As previously told, Dylan was not above a good snit fit. However, what he is most remembered for is his curiousity. I'm not sure what it was about stores, but he seemed to do some of his profoundest thinking there, coming up with the most outrageous questions. And once he had his question, he was relentless. He could not stop until his question was answered. He also had an amazingly shrill voice for a kid, and that voice carried.
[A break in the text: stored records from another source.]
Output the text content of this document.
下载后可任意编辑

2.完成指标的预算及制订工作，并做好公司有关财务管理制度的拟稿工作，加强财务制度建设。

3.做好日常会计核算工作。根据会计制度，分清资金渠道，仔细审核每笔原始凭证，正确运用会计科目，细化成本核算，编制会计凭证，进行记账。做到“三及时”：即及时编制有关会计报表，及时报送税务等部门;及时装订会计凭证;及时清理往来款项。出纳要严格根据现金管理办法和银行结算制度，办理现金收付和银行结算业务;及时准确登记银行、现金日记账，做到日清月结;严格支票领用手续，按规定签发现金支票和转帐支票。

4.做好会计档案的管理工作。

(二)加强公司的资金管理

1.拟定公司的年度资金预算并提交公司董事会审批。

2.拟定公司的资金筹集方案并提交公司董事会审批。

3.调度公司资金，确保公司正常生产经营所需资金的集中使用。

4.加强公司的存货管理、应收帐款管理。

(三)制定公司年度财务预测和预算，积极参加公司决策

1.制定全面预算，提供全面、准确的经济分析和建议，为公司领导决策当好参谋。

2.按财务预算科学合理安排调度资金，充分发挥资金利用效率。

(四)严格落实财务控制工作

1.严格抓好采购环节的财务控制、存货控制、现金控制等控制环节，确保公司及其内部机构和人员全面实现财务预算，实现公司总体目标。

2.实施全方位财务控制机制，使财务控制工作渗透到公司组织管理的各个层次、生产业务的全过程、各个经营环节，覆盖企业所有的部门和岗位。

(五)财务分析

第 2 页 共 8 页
So we had amazing moments like this:
Mom (in a whisper): "Dylan, get your finger out of your nose."
Dylan (looking up at me with offending digit still buried): "WHY?"
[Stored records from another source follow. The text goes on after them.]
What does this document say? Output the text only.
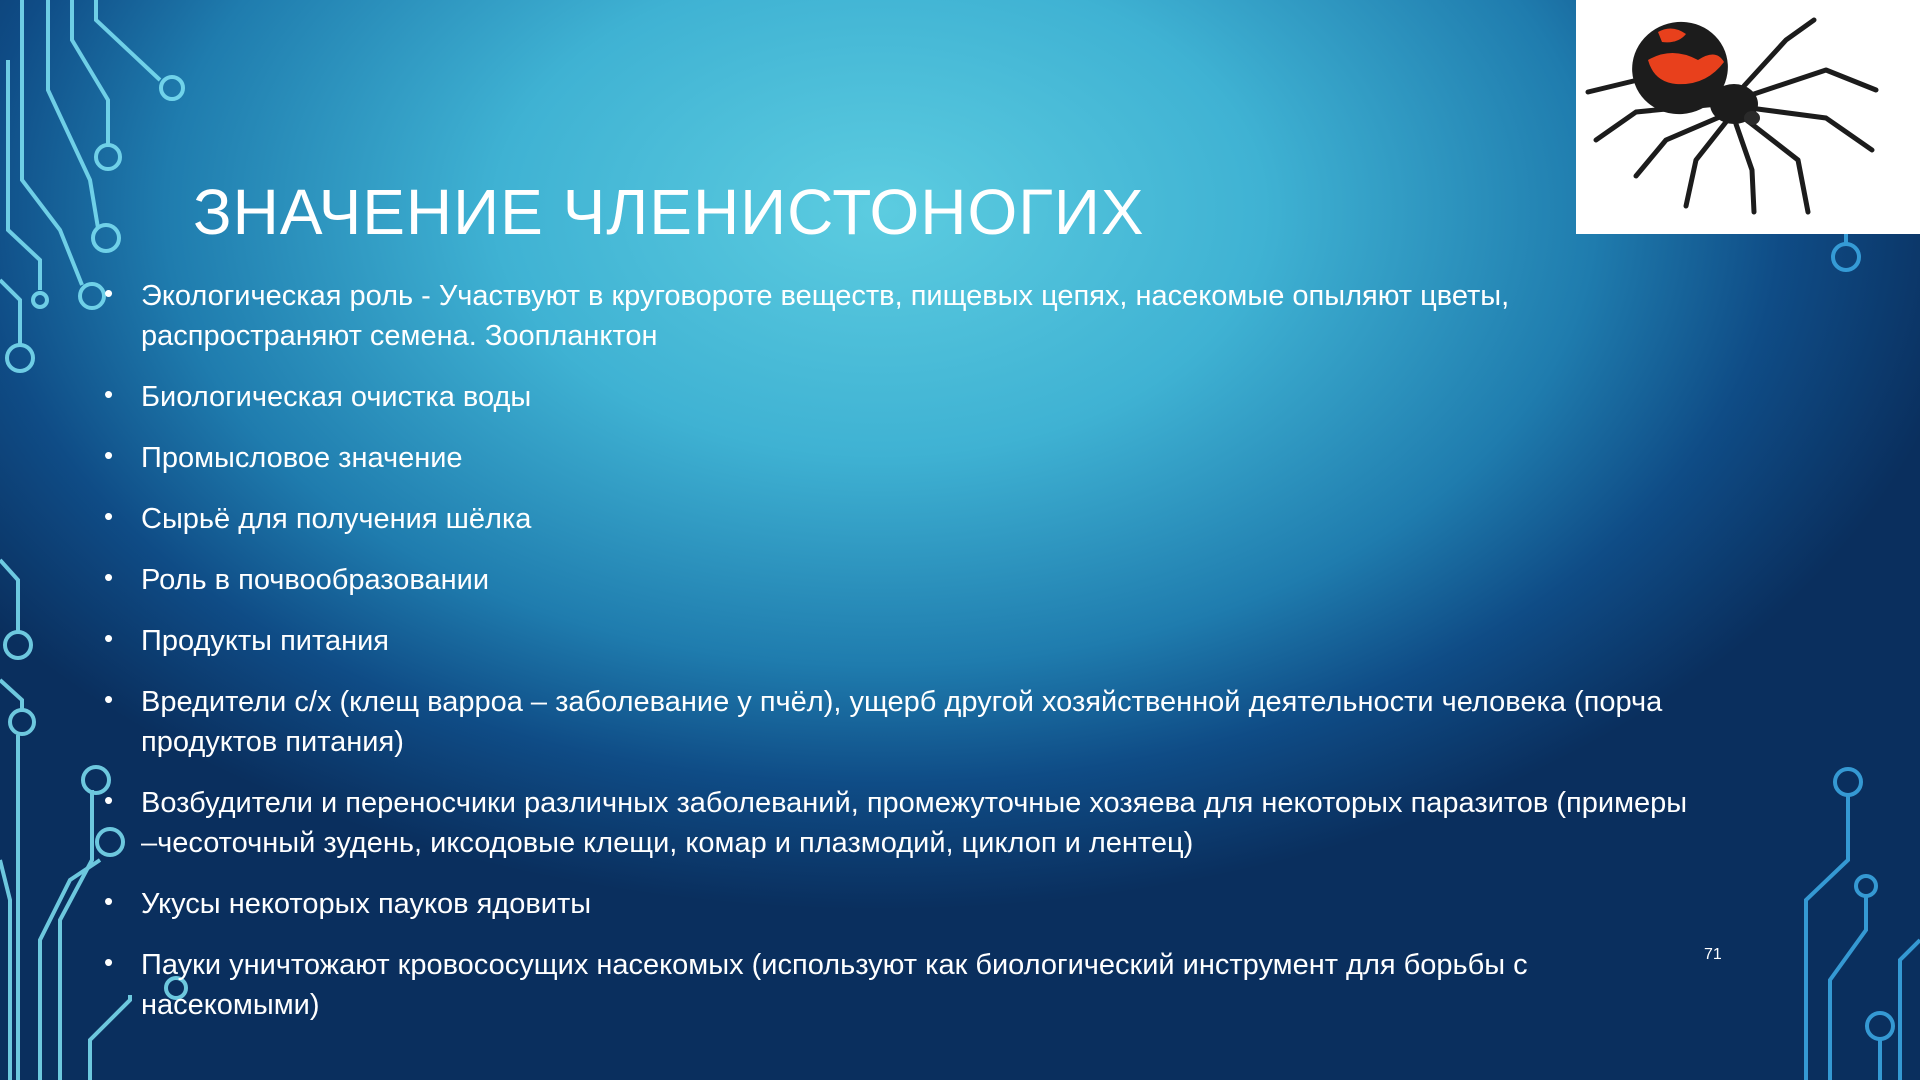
ЗНАЧЕНИЕ ЧЛЕНИСТОНОГИХ
• Экологическая роль - Участвуют в круговороте веществ, пищевых цепях, насекомые опыляют цветы, распространяют семена. Зоопланктон
• Биологическая очистка воды
• Промысловое значение
• Сырьё для получения шёлка
• Роль в почвообразовании
• Продукты питания
• Вредители с/х (клещ варроа – заболевание у пчёл), ущерб другой хозяйственной деятельности человека (порча продуктов питания)
• Возбудители и переносчики различных заболеваний, промежуточные хозяева для некоторых паразитов (примеры –чесоточный зудень, иксодовые клещи, комар и плазмодий, циклоп и лентец)
• Укусы некоторых пауков ядовиты
• Пауки уничтожают кровососущих насекомых (используют как биологический инструмент для борьбы с насекомыми)
71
Mom (heaving sigh): "It is not nice to pick your nose. Please stop it."
Dylan (having made zero changes to his appearance): "BUT I LIKE TO PICK MY NOSE, MOM..."
Walking behind his 8 month pregnant mother at the grocery store, a question has formed. "MOM!" he shrills. "I BEEN THINKING."
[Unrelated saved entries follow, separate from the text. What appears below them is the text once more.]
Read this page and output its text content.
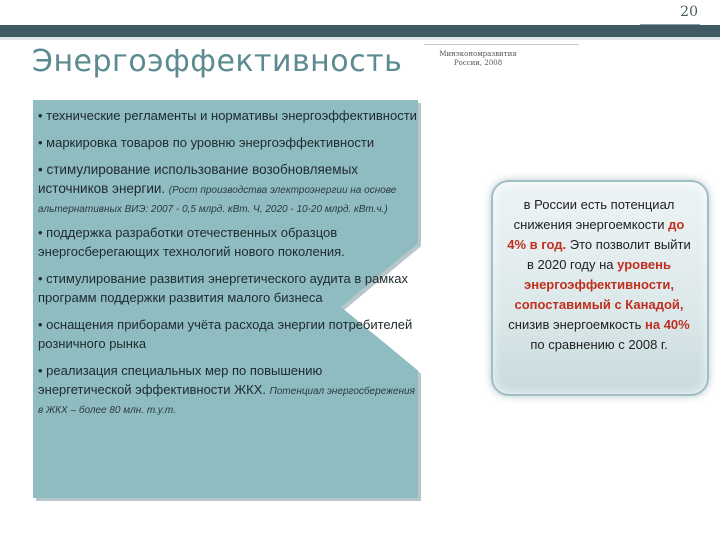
20
Энергоэффективность	Минэкономразвития России, 2008
• технические регламенты и нормативы энергоэффективности
• маркировка товаров по уровню энергоэффективности
• стимулирование использование возобновляемых источников энергии. (Рост производства электроэнергии на основе альтернативных ВИЭ: 2007 - 0,5 млрд. кВт. Ч, 2020 - 10-20 млрд. кВт.ч.)
• поддержка разработки отечественных образцов энергосберегающих технологий нового поколения.
• стимулирование развития энергетического аудита в рамках программ поддержки развития малого бизнеса
• оснащения приборами учёта расхода энергии потребителей розничного рынка
• реализация специальных мер по повышению энергетической эффективности ЖКХ. Потенциал энергосбережения в ЖКХ – более 80 млн. т.у.т.
в России есть потенциал снижения энергоемкости до 4% в год. Это позволит выйти в 2020 году на уровень энергоэффективности, сопоставимый с Канадой, снизив энергоемкость на 40% по сравнению с 2008 г.
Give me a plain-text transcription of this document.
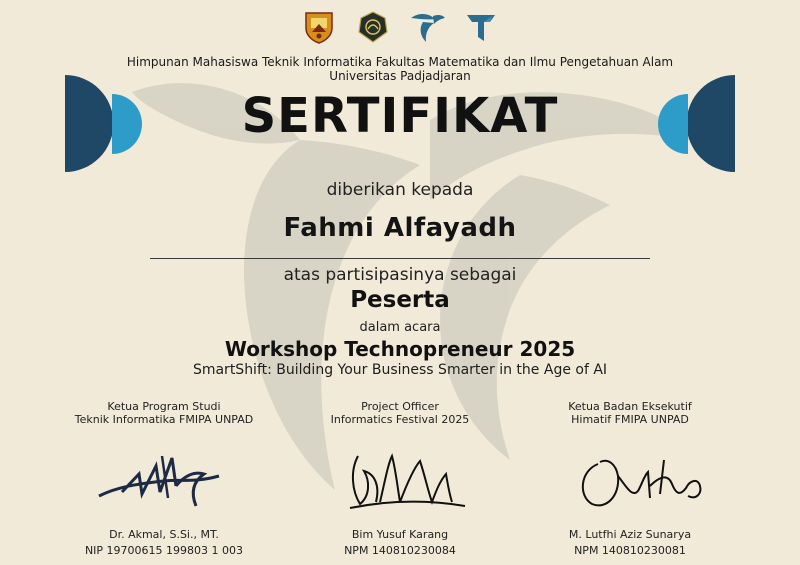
Himpunan Mahasiswa Teknik Informatika Fakultas Matematika dan Ilmu Pengetahuan Alam
Universitas Padjadjaran
SERTIFIKAT
diberikan kepada
Fahmi Alfayadh
atas partisipasinya sebagai
Peserta
dalam acara
Workshop Technopreneur 2025
SmartShift: Building Your Business Smarter in the Age of AI
Ketua Program Studi
Teknik Informatika FMIPA UNPAD
Dr. Akmal, S.Si., MT.
NIP 19700615 199803 1 003
Project Officer
Informatics Festival 2025
Bim Yusuf Karang
NPM 140810230084
Ketua Badan Eksekutif
Himatif FMIPA UNPAD
M. Lutfhi Aziz Sunarya
NPM 140810230081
What happened next was my own darn fault. "What, hon?"
'HOW'S THAT BABY GOING TO GET OUT OF YOUR STOMACH?"
A few people around us titter.
Knowing that one question invariably leads to another, I do a stupid thing. I attempt to ignore him. He figures that I have not heard him, and begins to speak even louder.
"YOU DON'T GOT DOORS IN YOUR BELLY, SO HOW'S THAT BABY GOING TO GET OUT OF THERE ANYWAY!"
"Dylan, mommy will talk to you in the car, okay?"
Starting to get temper tantrum-y, he's now yelling "I WANT TO KNOW RIGHT NOW. WHY DO I GOT TO WAIT TIL WE GET TO THE CAR? HOW IS THE BABY GOING TO GET OUT OF YOUR BELLY..."
All of these events conspire to another day. Again, we are in the K-mart. Dylan is hanging off the front of the cart, in the check out line. I am at the back. His baby sister is in the seat. Dylan is unloading the things and putting them on the conveyor. This is his special job. He picks up a box of prophylactics and shrills "MOM? WHAT'S THIS FOR?" and the crowded line titters. I know the drill, so I quietly say, "We don't want more babies at our house." I figured that this was enough to shut him up, quietly enough said so that it would not draw any more laughter. Foolish optimist. Dylan looks at the box quietly for all of two seconds and then begins to wave it over his head yelling "I'M GLAD WE ARE NOT HAVING MORE BABIES AT OUR HOUSE, 'CAUSE I'M NOT SHARING MY ROOM WITH NOBODY." I lunged for the box as people laughed.
As previously stated, this boy has grown up. He now lives a long way from home. I've just about gotten over my fear of shopping.